ImageShack founder Jack Levin has certainly experienced the short end of the stick when it comes to building a company that works with the API of a larger social network.
In February 2009, ImageShack launched the Yfrog photo-sharing service, which quickly became one of the most popular ways to share photos on Twitter — back in the day, you may remember, the only way you could share photos on Twitter was through third-party applications such as Yfrog and TwitPic. But in mid-2011, Twitter decided to get into the photo-sharing game after all and in August it rolled out its own internal photo-sharing service through a partnership with Photobucket — which, of course, immediately caused significant damage to the Yfrogs and TwitPics of the world.
You’d think that being burned by a giant like Twitter in such a way might make Levin back away from the social networking space altogether. But it turns out, it really had the opposite effect: Now, he’s going after the space in an even more directly-competitive way.
Today ImageShack is rolling out Yfrog Social, a full-service social networking platform for the web and the iPhone. You can watch Levin talk about the launch and give a demo of the product in the video embedded above.

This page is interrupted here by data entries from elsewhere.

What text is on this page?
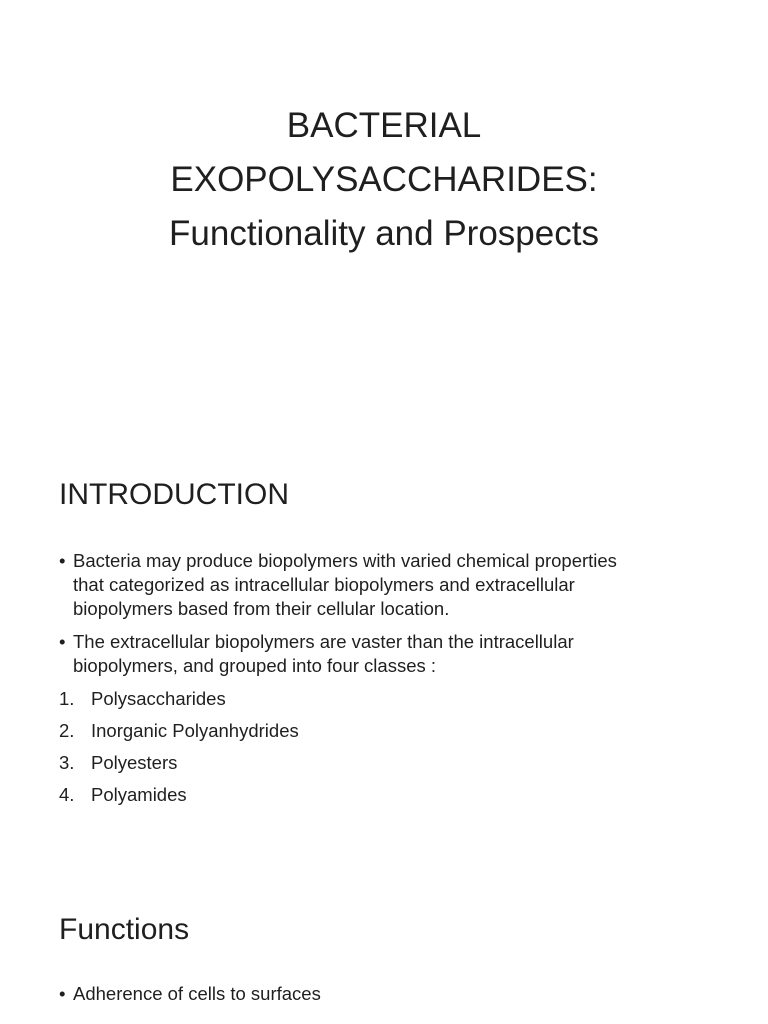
BACTERIAL
EXOPOLYSACCHARIDES:
Functionality and Prospects
INTRODUCTION
• Bacteria may produce biopolymers with varied chemical properties
that categorized as intracellular biopolymers and extracellular
biopolymers based from their cellular location.
• The extracellular biopolymers are vaster than the intracellular
biopolymers, and grouped into four classes :
1. Polysaccharides
2. Inorganic Polyanhydrides
3. Polyesters
4. Polyamides
Functions
• Adherence of cells to surfaces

In short, Yfrog Social looks like a mix of Facebook, Google+, and LinkedIn, with the high-resolution photo-sharing qualities of an ImageShack or a Flickr. The core differentiators of the product, however, are its ad-free freemium paid business model and completely open API. These two things together, Levin says, mean that developers will be able to make apps that depend on Yfrog social, with no fear of being quashed.
It’s a hugely ambitious launch — crazy, almost. But hey, it could attract a following: In my experience using it, it’s a really beautiful and snappy site, with very thoughtful features for sharing and sorting your contacts. Also, you’ve got to hand it to Levin for not being cowed by the big players who are currently dominating the space. It’s very similar to what Dalton Caldwell is aiming to do with his new direction for App.net. Whether these efforts will be successful remains to be seen, but it’s pretty cool to see people try.